Last updated:
ID:
1150959
Start date:
4 March 2026
Project status:
Current
Principal investigator:
Dr Jian Carrot-Zhang
Lead institution:
Memorial Sloan Kettering Cancer Center, United States of America

Allostatic load is a composite measure of multisystem physiological stress and has been linked to chronic disease, accelerated aging and mortality. Recent analyses in clinical cancer cohorts have shown that cancer modulated allostatic load, derived from longitudinal biomarker trajectories, is associated with overall survival and with specific genomic features in certain tumor types including non small cell lung cancer. The goal of this project is to investigate whether similar relationships can be observed in a large population cohort and to evaluate how chronic physiological stress relates to cancer incidence, progression and mortality at population scale.

The objectives are to measure allostatic load using biomarker panels available in UK Biobank, model longitudinal stress trajectories when repeated biomarkers are available and evaluate associations with incident cancer, cancer specific mortality and all cause mortality.
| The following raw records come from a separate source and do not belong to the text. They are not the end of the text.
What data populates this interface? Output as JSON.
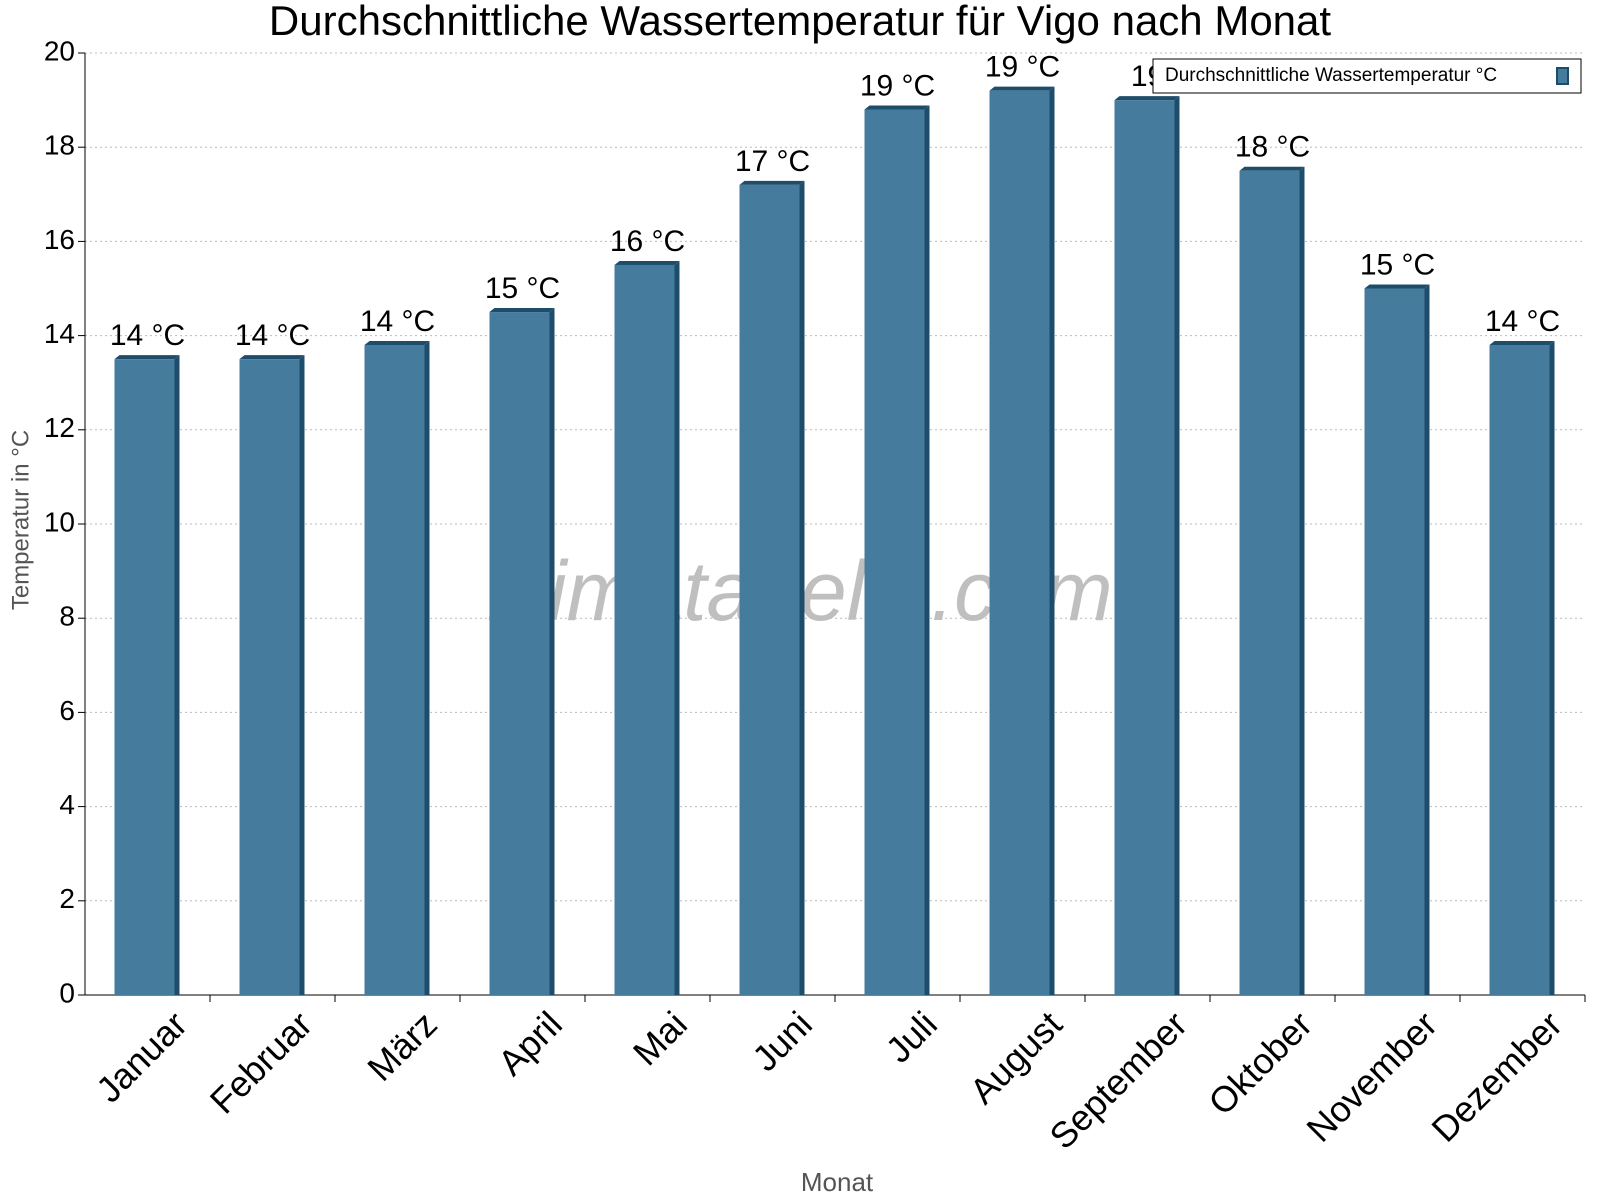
{
  "chart_data": {
    "type": "bar",
    "title": "Durchschnittliche Wassertemperatur für Vigo nach Monat",
    "watermark": "klimatabelle.com",
    "x_label": "Monat",
    "y_label": "Temperatur in °C",
    "categories": [
      "Januar",
      "Februar",
      "März",
      "April",
      "Mai",
      "Juni",
      "Juli",
      "August",
      "September",
      "Oktober",
      "November",
      "Dezember"
    ],
    "series": [
      {
        "name": "Durchschnittliche Wassertemperatur °C",
        "color": "#457b9d",
        "values": [
          13.5,
          13.5,
          13.8,
          14.5,
          15.5,
          17.2,
          18.8,
          19.2,
          19.0,
          17.5,
          15.0,
          13.8
        ],
        "value_labels": [
          "14 °C",
          "14 °C",
          "14 °C",
          "15 °C",
          "16 °C",
          "17 °C",
          "19 °C",
          "19 °C",
          "19",
          "18 °C",
          "15 °C",
          "14 °C"
        ]
      }
    ],
    "ylim": [
      0,
      20
    ],
    "yticks": [
      0,
      2,
      4,
      6,
      8,
      10,
      12,
      14,
      16,
      18,
      20
    ],
    "grid": true,
    "legend": "top-right"
  }
}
We will examine whether germline variation in genomic regions related to lung cancer risk including the EGFR, KRAS and STK11 loci modifies the relationship between allostatic load and cancer outcomes. Additional analyses will include mediation models incorporating lifestyle, comorbidity burden and socioeconomic factors.

This work aims to clarify how chronic physiological stress interacts with inherited genomic variation to influence cancer onset and prognosis. The findings may improve risk prediction and support the development of integrated biomarkers for early identification of high risk individuals in the general population.